Re: ACTION-24: aggregate functions with multiple answers from Steve Harris on 2009-05-12 (public-rdf-dawg@w3.org from April to June 2009)

From: Steve Harris <steve.harris@garlik.com>
Date: Tue, 12 May 2009 10:44:08 +0100
To: "Seaborne, Andy" <andy.seaborne@hp.com>
Cc: Lee Feigenbaum <lee@thefigtrees.net>, SPARQL Working Group <public-rdf-dawg@w3.org>
Message-Id: <A5255BC2-5CBF-4A11-B516-BA95AAF9D599@garlik.com>

On 11 May 2009, at 16:47, Seaborne, Andy wrote:
>
>
>> -----Original Message-----
>> From: Lee Feigenbaum [mailto:figtree@gmail.com] On Behalf Of Lee
>> Feigenbaum
>> Sent: 11 May 2009 16:28
>> To: Seaborne, Andy
>> Cc: SPARQL Working Group
>> Subject: Re: ACTION-24: aggregate functions with multiple answers
>>
>> Seaborne, Andy wrote:
>>> ACTION-24: Explain potential design regarding aggregate functions  
>>> with
>> multiple answers for mixed datatypes re ISSUE-16
>>>
>>>
>>> Aggregate functions like MIN, MAX, SUM - in fact, most except  
>>> COUNT -
>> operate on the value space of a variable binding or the value of an
>> expression, which is a value.

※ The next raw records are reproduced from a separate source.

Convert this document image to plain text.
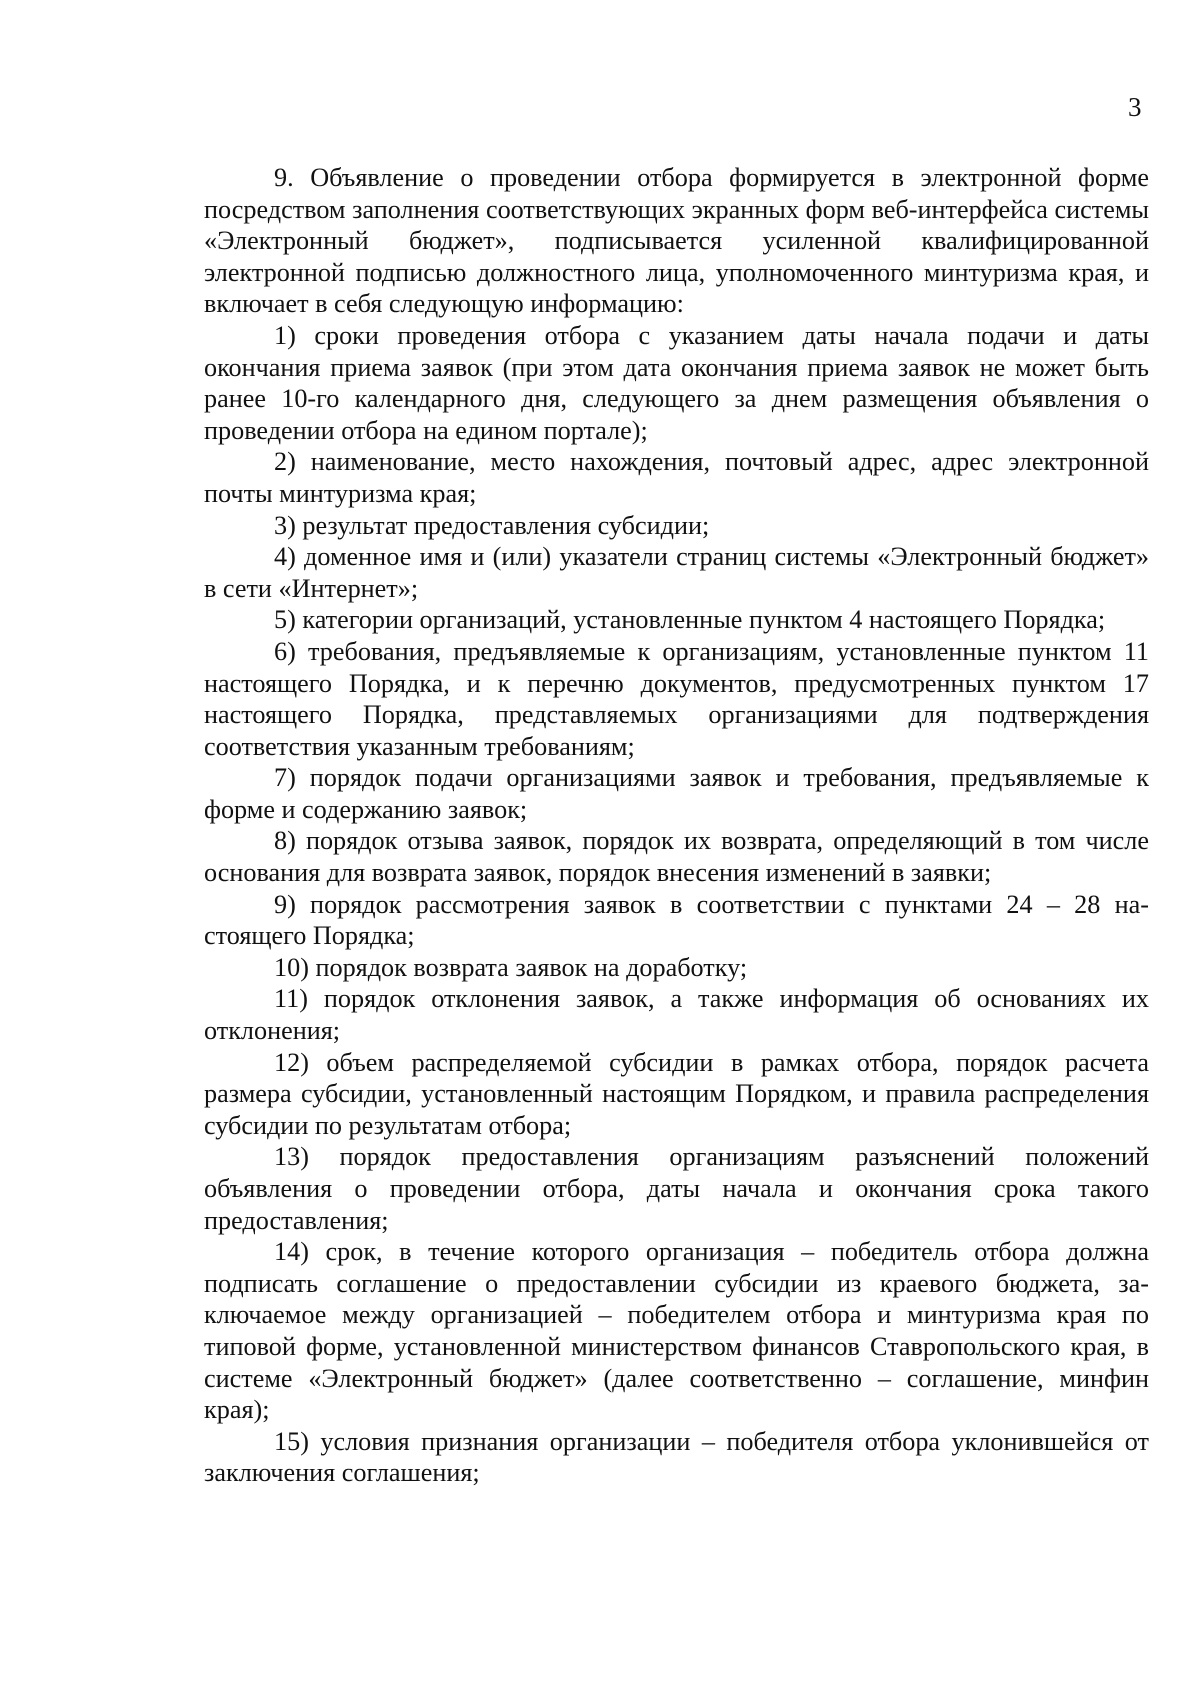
3

9. Объявление о проведении отбора формируется в электронной форме посредством заполнения соответствующих экранных форм веб-интерфейса системы «Электронный бюджет», подписывается усиленной квалифицированной электронной подписью должностного лица, уполномоченного минтуризма края, и включает в себя следующую информацию:

1) сроки проведения отбора с указанием даты начала подачи и даты окончания приема заявок (при этом дата окончания приема заявок не может быть ранее 10-го календарного дня, следующего за днем размещения объявления о проведении отбора на едином портале);

2) наименование, место нахождения, почтовый адрес, адрес электронной почты минтуризма края;

3) результат предоставления субсидии;

4) доменное имя и (или) указатели страниц системы «Электронный бюджет» в сети «Интернет»;

5) категории организаций, установленные пунктом 4 настоящего Порядка;

6) требования, предъявляемые к организациям, установленные пунктом 11 настоящего Порядка, и к перечню документов, предусмотренных пунктом 17 настоящего Порядка, представляемых организациями для подтверждения соответствия указанным требованиям;

7) порядок подачи организациями заявок и требования, предъявляемые к форме и содержанию заявок;

8) порядок отзыва заявок, порядок их возврата, определяющий в том числе основания для возврата заявок, порядок внесения изменений в заявки;

9) порядок рассмотрения заявок в соответствии с пунктами 24 – 28 настоящего Порядка;

10) порядок возврата заявок на доработку;

11) порядок отклонения заявок, а также информация об основаниях их отклонения;

12) объем распределяемой субсидии в рамках отбора, порядок расчета размера субсидии, установленный настоящим Порядком, и правила распределения субсидии по результатам отбора;

13) порядок предоставления организациям разъяснений положений объявления о проведении отбора, даты начала и окончания срока такого предоставления;

14) срок, в течение которого организация – победитель отбора должна подписать соглашение о предоставлении субсидии из краевого бюджета, заключаемое между организацией – победителем отбора и минтуризма края по типовой форме, установленной министерством финансов Ставропольского края, в системе «Электронный бюджет» (далее соответственно – соглашение, минфин края);

15) условия признания организации – победителя отбора уклонившейся от заключения соглашения;
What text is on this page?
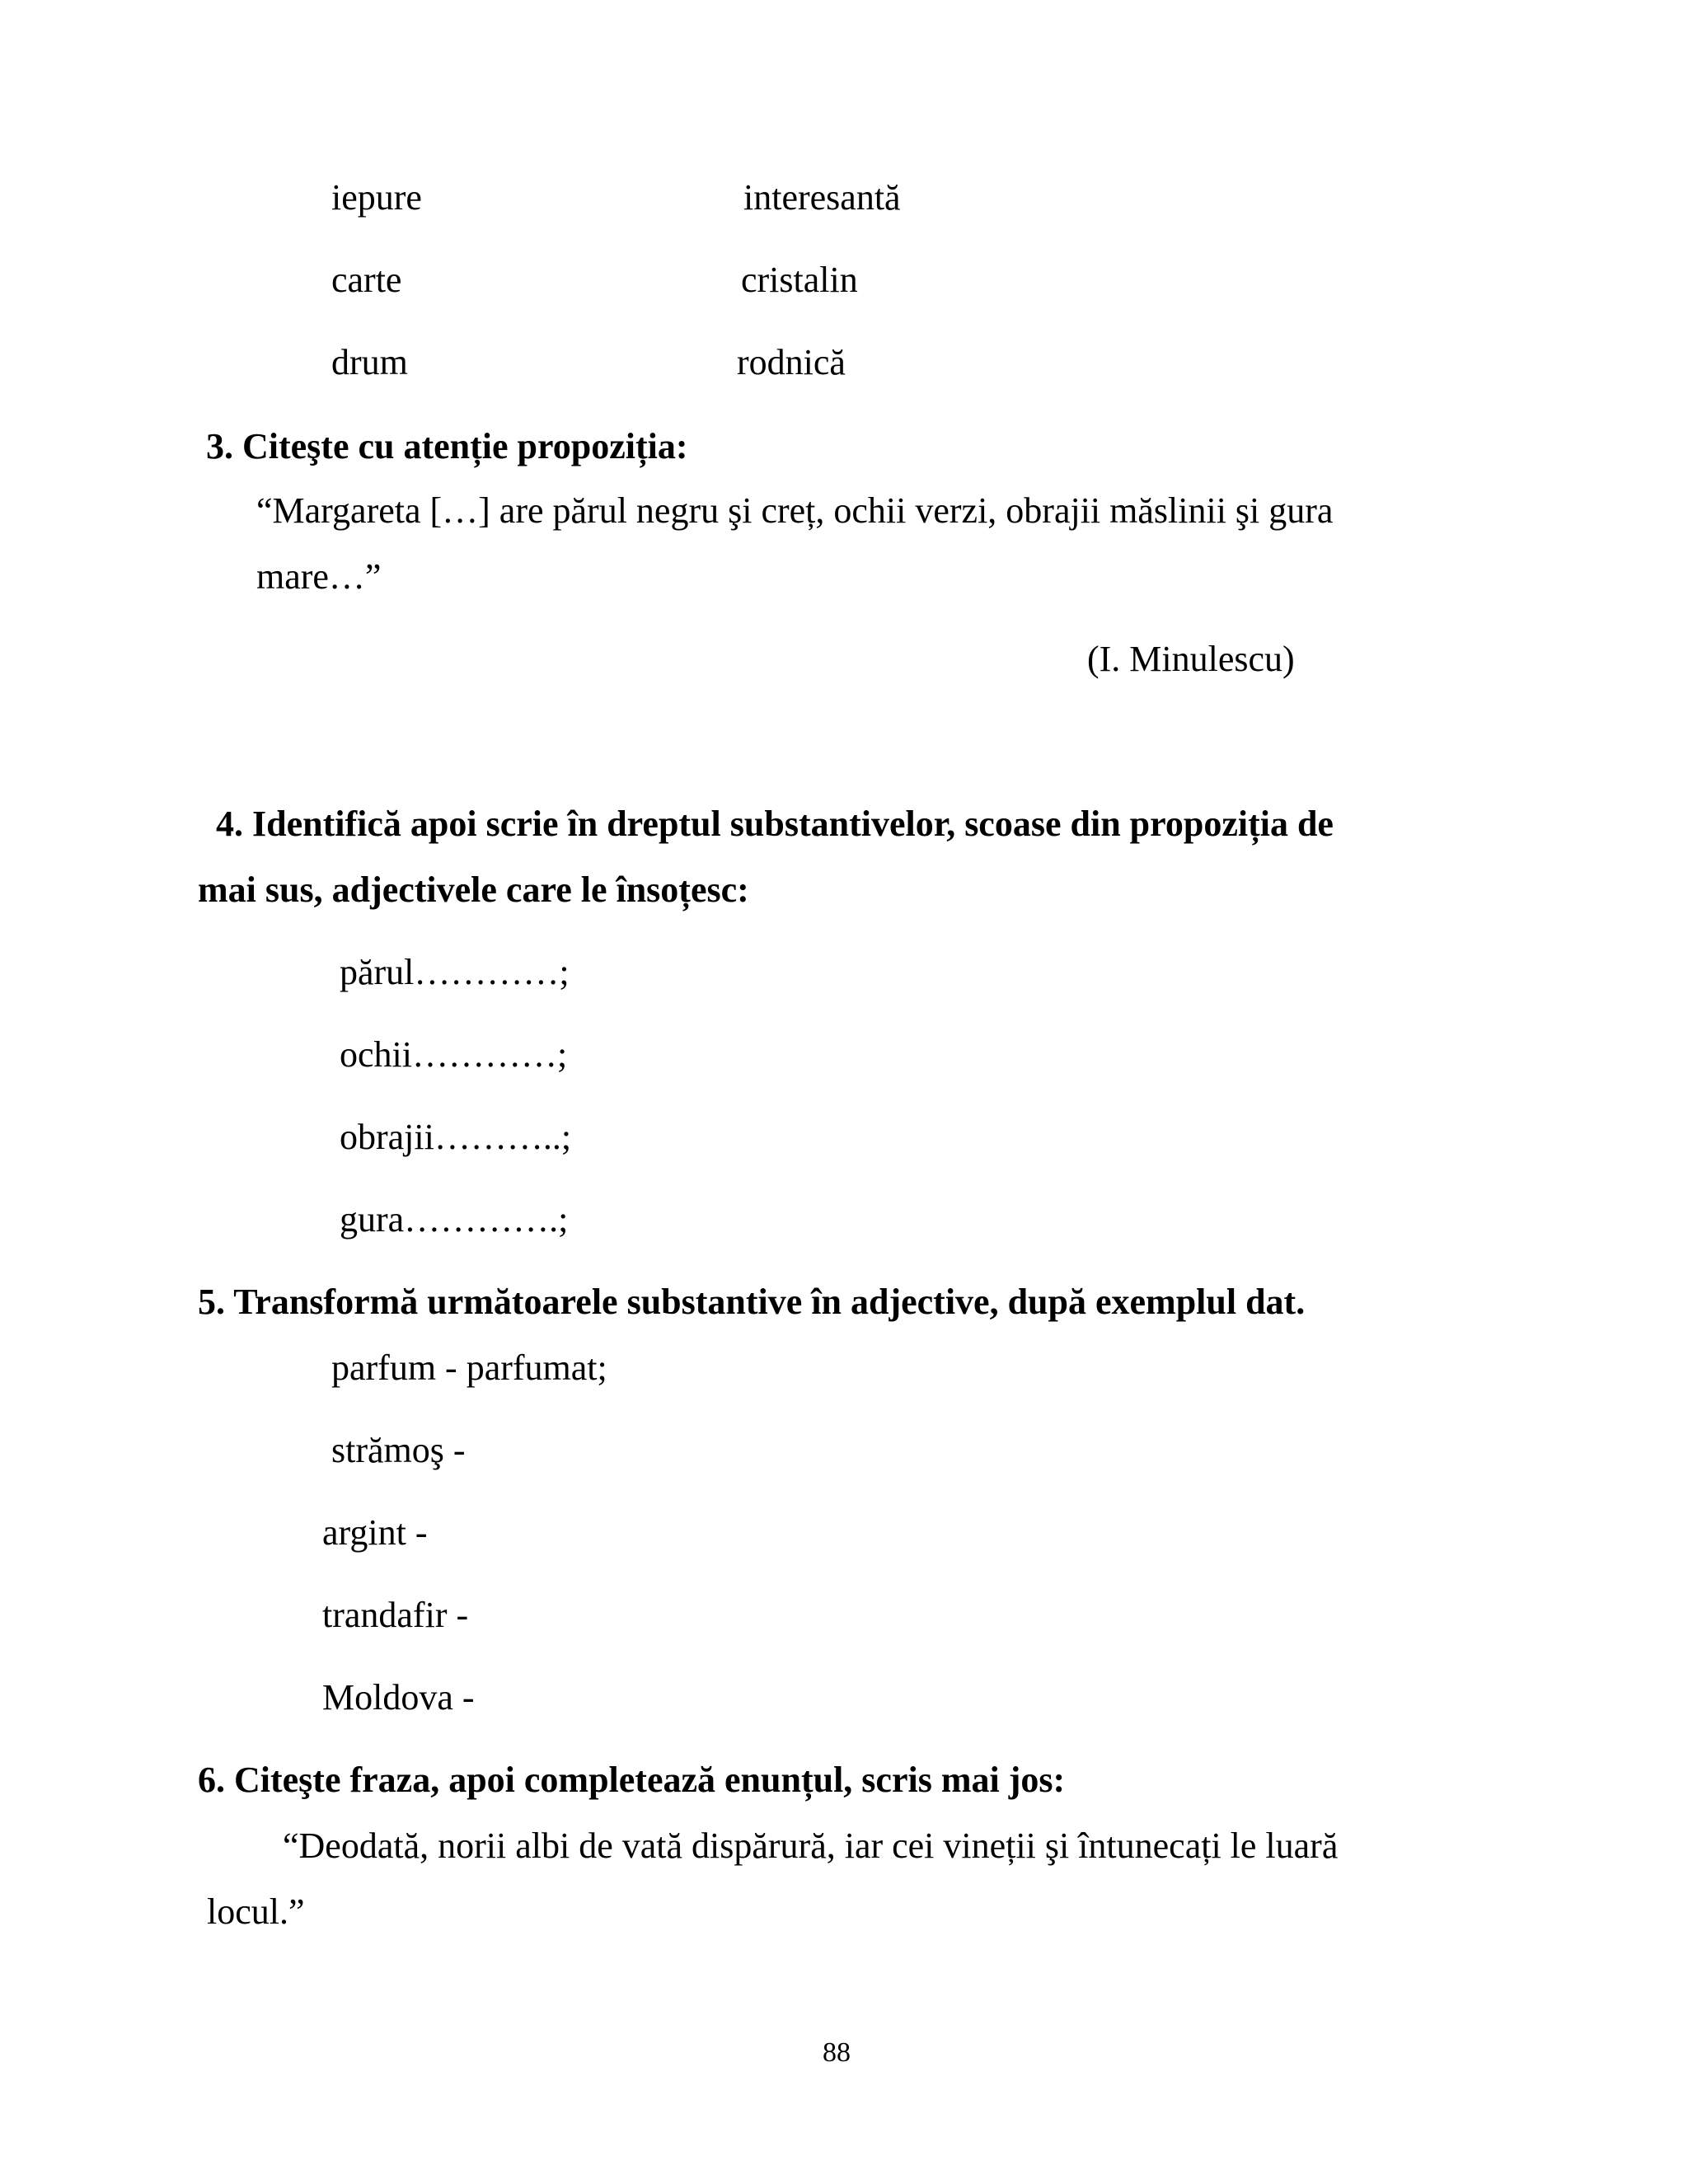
iepure	interesantă
carte	cristalin
drum	rodnică
3. Citeşte cu atenție propoziția:
“Margareta […] are părul negru şi creț, ochii verzi, obrajii măslinii şi gura
mare…”
(I. Minulescu)
4. Identifică apoi scrie în dreptul substantivelor, scoase din propoziția de
mai sus, adjectivele care le însoțesc:
părul…………;
ochii…………;
obrajii………..;
gura………….;
5. Transformă următoarele substantive în adjective, după exemplul dat.
parfum - parfumat;
strămoş -
argint -
trandafir -
Moldova -
6. Citeşte fraza, apoi completează enunțul, scris mai jos:
“Deodată, norii albi de vată dispărură, iar cei vineții şi întunecați le luară
locul.”
88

Even COUNT of terms (COUNT(?x)) needs  
>> to
>> deal with unbound variables (by skipping?).
>>>
>>> SUM(?x) requires that ?x is numeric, presumably according to the  
>>> type
>> promotion rules for XSD arithmetic operations.
>>>
>>> http://www.w3.org/TR/xpath-functions/#op.numeric
>>>
>>> What happens if SUM encounters a numeric value, such as a string or
>> date or unbound?  Because SUM works on a single value space, simply
>> ignoring nonsensical values is a possibly design.
>>>
>>> But MIN and MAX are different in that they have answers in different
>> values spaces.  MIN over numbers gives a number, MIN over dateTimes
>> gives a dateTimes etc etc.
>>>
>>> Data in RDF can be of mixed datatypes: experience with data,
>> especially combined from different sources, shows that  
>> representations
>> can vary.  In one place a dc:date property might be an XSD date, but
>> elsewhere it might be a string (all too common).
>>>
>>> If the type for the MIN operation is known by the application,  
>>> then it
>> can explicitly cast: e.g. MIN(xsd:date(?x)).  But we also need to
>> consider what happens when the application does not force the  
>> datatype.
>> MIN and MAX need to deal with incompatible data.
>>>
>>> Choices for dealing with this include:
>>>
>>> 1/ The value space for MIN is the value space of the first  
>>> encountered
>> datatype and everything incompatible is ignored.
>>>
>>> 2/ The value space has to be given - there is no single "MIN"
>> operation:
>>> e.g. MIN(xsd:dateTime, ?x)
>>>
>>> 3/ There is one answer per group for each datatype encountered in  
>>> the
>> group.  This means multiple rows per group.
>>>
>>> 4/ Error.  No query results at all.
>>
>> Thanks, Andy. I'd like to suggest that there's a 5th option as well
>> (which is what Glitter currently does):
>>
>> 5/ MIN and MAX are defined as per ORDER BY in the existing spec (
>> http://www.w3.org/TR/rdf-sparql-query/#modOrderBy ) - for ORDER BY,  
>> the
>> spec augments the '<' operator with a relative ordering of types of  
>> RDF
>> terms. This does not provide a total ordering, and the spec.  
>> explicitly
>> says that orderings in the unspecified cases are undefined.
>>
>> Effectively, (5) is saying to define MIN(?x) as the value of ?x in  
>> the
>> solution given by processing the group of solutions via ORDER BY  
>> ASC(?x)
>> LIMIT 1.
>>
>> Lee
>
> Hi Lee,
>
> That can be added for URI vs literal etc.  My examples are all  
> between literals in different valuespaces where "<" can't sensible  
> extended like string and xsd:dateTime.
>
> What does Glitter do in this case?  Does it give an answer?  An error?
>
> ARQ's ORDER does in fact always impose a total ordering on ORDER BY  
> (considering the spelling of datatype IRIs and lexical forms if  
> necessary).  I don't think that is helpful here (aggregates) because  
> if a stray type occurs it can mask the expected answer.

My systems give a total ordering too. I suspect many do.

If you want to limit the value space, you can always explicitly cast.

My preferences are 5 or 4, and encouraging people to cast, like if you  
use < and co., on data found in the wild.

- Steve

-- 
Steve Harris
Garlik Limited, 2 Sheen Road, Richmond, TW9 1AE, UK
+44(0)20 8973 2465  http://www.garlik.com/
Registered in England and Wales 535 7233 VAT # 849 0517 11
Registered office: Thames House, Portsmouth Road, Esher, Surrey, KT10  
9AD

Received on Tuesday, 12 May 2009 09:44:47 UTC